Figuring out the amount of 'straight edge' pieces in a puzzle? I was wondering if there was any set way to determine the number of 'straight edge' pieces in a puzzle, assuming the pieces are all in neat rows and columns?
Does the ratio of edge pieces to middle pieces alter when we use different puzzles with different amounts of pieces? This is assuming the puzzles we are working with are rectangles or squares.
I am kind of answering part of my own question now. The ratios do alter with different amount of pieces. But with these different amounts, is there any theory or method to work out the amounts? Such as 100, 500, 1000 and 3000 piece puzzles.
 A: If a rectangular jigsaw puzzle is known to be $a$ pieces in width by $b$ pieces in length, then the number of edge pieces is $2a+2b-4$ (the minus $4$ prevents double counting of the corner pieces).
Often the information we have available is the measured dimensions of the finished puzzle (usually printed on the box); and (a lower bound approximation for) the number of pieces.  I think the following is a reasonable assumption:
(A1) The individual pieces are based on squares (if pieces were consistently longer in one direction than the other, this would give too many hints about piece orientation). 
From this assumption, we may conclude that the number of pieces in each direction will be proportional to the measured dimensions of the puzzle.

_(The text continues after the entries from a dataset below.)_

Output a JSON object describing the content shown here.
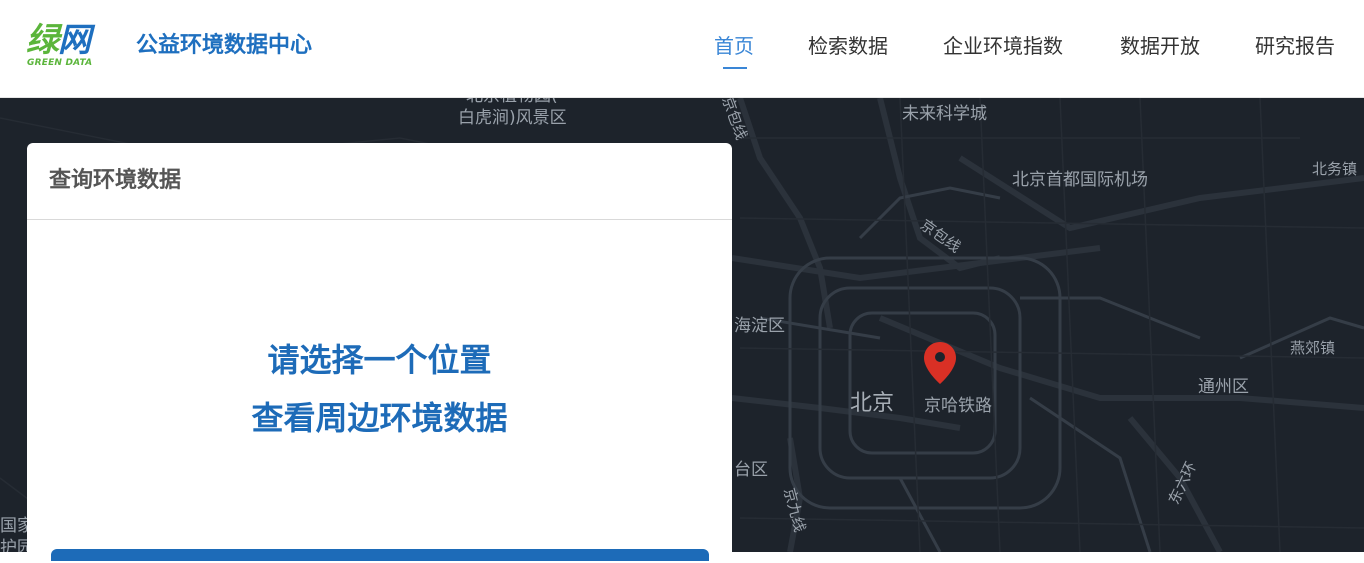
{
  "header": {
    "logo_cn_green": "绿",
    "logo_cn_blue": "网",
    "logo_en": "GREEN DATA",
    "site_title": "公益环境数据中心",
    "nav": [
      {
        "label": "首页",
        "active": true
      },
      {
        "label": "检索数据",
        "active": false
      },
      {
        "label": "企业环境指数",
        "active": false
      },
      {
        "label": "数据开放",
        "active": false
      },
      {
        "label": "研究报告",
        "active": false
      }
    ]
  },
  "panel": {
    "title": "查询环境数据",
    "prompt_line1": "请选择一个位置",
    "prompt_line2": "查看周边环境数据"
  },
  "map": {
    "labels": {
      "l1": "北京植物园(",
      "l2": "白虎涧)风景区",
      "l3": "京包线",
      "l4": "未来科学城",
      "l5": "北京首都国际机场",
      "l6": "北务镇",
      "l7": "京包线",
      "l8": "海淀区",
      "l9": "燕郊镇",
      "l10": "北京",
      "l11": "京哈铁路",
      "l12": "通州区",
      "l13": "台区",
      "l14": "京九线",
      "l15": "东六环",
      "l16": "国家",
      "l17": "护园"
    },
    "pin_color": "#d93025"
  }
}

Suppose we have an $n$-piece puzzle with dimensions of $x$ inches by $y$ inches.  Then the puzzle should be $cx$ by $cy$ pieces in each direction for some constant $c$.  But also $(cx)(cy)\approx n$.  From which we obtain, $c\approx\sqrt\frac{n}{xy}$.
So then the puzzle should be about $\sqrt\frac{n}{xy}\cdot x$ pieces by $\sqrt\frac{n}{xy}\cdot y$ pieces; or equivalently $\sqrt\frac{nx}{y}$ pieces by $\sqrt\frac{ny}{x}$ pieces.
For example, if your $500$-piece puzzle was $19.5$ inches by $14.25$ inches (these seem to be commercially available), we would expect this puzzle to be about $\sqrt\frac{(500)\cdot (19.5)}{14.25}\approx 26$ pieces by $\sqrt\frac{(500)\cdot (14.25)}{19.5}\approx 19$ pieces.  However $26\times 19=494$ which is not enough pieces, so likely we would get a $27$ piece by $19$ piece puzzle, which would have $2(27)+2(19)-4=88$ edge pieces.